What is asymptotic error? 
*

*Ng, A.Y., and Jordan, M.I. (2001). On Discriminative vs. Generative classifiers: A comparison of logistic regression and naive Bayes. Advances in Neural Information Processing Systems, 14, pp. 841-8, MIT Press.  


In the above paper, the authors mentioned "asymptotic error". Can anyone explain a bit about this?  
For example, the abstract of the paper includes:  

Discriminative learning has lower asymptotic error, a generative classifier may also approach its higher asymptotic error much faster.
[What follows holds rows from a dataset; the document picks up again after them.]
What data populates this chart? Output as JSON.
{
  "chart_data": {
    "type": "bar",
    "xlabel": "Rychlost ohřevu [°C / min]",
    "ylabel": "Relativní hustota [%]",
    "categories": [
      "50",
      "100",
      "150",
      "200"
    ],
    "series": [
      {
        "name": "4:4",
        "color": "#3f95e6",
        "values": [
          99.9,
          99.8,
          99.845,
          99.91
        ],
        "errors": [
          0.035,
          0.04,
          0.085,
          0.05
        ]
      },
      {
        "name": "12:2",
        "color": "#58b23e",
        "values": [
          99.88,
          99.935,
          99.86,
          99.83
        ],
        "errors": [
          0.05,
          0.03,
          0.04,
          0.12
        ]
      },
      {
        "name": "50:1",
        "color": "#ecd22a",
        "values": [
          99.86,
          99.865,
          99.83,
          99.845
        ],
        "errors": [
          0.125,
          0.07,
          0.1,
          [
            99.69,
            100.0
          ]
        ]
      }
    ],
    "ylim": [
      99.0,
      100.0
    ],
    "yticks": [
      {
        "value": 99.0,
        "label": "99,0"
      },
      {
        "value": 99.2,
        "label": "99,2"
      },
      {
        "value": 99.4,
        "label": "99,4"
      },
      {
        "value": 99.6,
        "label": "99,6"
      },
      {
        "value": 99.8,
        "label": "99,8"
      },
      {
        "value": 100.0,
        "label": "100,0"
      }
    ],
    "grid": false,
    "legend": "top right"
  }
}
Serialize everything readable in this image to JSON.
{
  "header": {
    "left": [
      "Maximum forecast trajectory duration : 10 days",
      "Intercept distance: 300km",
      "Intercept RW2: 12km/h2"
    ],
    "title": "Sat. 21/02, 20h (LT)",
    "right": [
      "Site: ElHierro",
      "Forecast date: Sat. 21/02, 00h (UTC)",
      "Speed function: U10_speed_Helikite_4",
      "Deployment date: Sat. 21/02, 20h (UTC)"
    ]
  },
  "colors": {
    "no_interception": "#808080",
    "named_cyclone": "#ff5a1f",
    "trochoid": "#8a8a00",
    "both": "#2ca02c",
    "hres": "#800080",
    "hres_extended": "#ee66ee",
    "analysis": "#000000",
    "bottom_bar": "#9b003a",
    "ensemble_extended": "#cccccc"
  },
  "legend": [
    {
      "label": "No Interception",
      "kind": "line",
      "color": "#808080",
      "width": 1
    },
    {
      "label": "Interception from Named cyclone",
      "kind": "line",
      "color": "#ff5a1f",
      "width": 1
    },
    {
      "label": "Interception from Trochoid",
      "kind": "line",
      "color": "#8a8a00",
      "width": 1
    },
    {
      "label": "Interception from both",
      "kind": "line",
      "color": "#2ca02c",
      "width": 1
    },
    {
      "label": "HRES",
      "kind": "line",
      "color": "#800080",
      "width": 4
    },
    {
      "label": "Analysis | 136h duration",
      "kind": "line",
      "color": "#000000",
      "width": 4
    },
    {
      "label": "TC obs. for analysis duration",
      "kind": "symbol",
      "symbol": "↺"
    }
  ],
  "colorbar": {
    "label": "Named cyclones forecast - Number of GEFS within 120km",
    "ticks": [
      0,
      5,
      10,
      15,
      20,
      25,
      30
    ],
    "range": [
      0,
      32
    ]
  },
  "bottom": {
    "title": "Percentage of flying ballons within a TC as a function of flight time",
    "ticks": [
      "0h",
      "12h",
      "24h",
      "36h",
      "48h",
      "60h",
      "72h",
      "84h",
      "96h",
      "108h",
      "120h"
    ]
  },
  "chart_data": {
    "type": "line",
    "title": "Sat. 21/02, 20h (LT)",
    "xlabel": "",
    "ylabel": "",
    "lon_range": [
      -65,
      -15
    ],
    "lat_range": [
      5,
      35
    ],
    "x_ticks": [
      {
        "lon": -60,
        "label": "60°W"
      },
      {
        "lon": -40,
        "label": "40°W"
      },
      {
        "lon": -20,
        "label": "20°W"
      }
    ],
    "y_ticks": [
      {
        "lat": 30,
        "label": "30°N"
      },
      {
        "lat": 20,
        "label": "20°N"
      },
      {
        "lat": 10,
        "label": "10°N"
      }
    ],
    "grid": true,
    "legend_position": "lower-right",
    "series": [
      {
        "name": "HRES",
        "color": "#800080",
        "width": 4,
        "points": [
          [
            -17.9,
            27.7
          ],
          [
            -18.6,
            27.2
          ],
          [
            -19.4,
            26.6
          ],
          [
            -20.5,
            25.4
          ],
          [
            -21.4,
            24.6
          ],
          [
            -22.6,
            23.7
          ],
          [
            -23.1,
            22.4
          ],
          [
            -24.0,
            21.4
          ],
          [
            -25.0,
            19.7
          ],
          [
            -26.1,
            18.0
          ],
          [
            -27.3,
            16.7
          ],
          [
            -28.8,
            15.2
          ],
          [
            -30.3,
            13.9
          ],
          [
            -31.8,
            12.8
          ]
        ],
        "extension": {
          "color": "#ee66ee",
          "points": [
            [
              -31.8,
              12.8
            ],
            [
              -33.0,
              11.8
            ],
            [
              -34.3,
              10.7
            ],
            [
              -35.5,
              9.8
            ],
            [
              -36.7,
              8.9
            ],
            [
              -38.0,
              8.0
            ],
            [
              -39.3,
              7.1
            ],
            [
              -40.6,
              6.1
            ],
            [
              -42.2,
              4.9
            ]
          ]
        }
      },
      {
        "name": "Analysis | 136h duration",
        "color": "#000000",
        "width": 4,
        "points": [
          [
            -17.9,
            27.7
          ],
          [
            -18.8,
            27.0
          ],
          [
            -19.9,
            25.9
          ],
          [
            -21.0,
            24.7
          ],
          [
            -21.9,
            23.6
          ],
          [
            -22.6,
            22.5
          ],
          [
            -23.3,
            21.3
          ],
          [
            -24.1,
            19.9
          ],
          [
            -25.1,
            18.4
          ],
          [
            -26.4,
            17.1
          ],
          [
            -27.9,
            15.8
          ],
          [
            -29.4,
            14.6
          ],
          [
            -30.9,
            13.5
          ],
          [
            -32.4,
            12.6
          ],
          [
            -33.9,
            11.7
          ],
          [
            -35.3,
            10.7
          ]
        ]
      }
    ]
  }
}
What is the exact definition of "Asymptotic Error"? 
 A: It means the error of a method when you run entire population through it. It's a useful measure of the method as it tells you what's the best you could get from a method. Also, you want to know how quickly the method converges to the asymptotic error, because you can't really run the population in most cases. 
A: What it means is just the error to which the algorithm is asymptotic. Suppose we have an error that is the limiting error that an algorithm can achieve after a number of iterations, no matter how many. The error for the $i^{th}$ iteration is then (typically) larger than the error associated with a limiting number of iterations. The text is comparing a larger terminal error that is quickly achieved for fewer iterations with a smaller terminal error that takes more iterations to achieve.
A problem with this is that the terminal error may be only relatively constant, such that the language used is inexact. In the quote, "lower" means smaller absolute error, and "higher" means larger absolute error.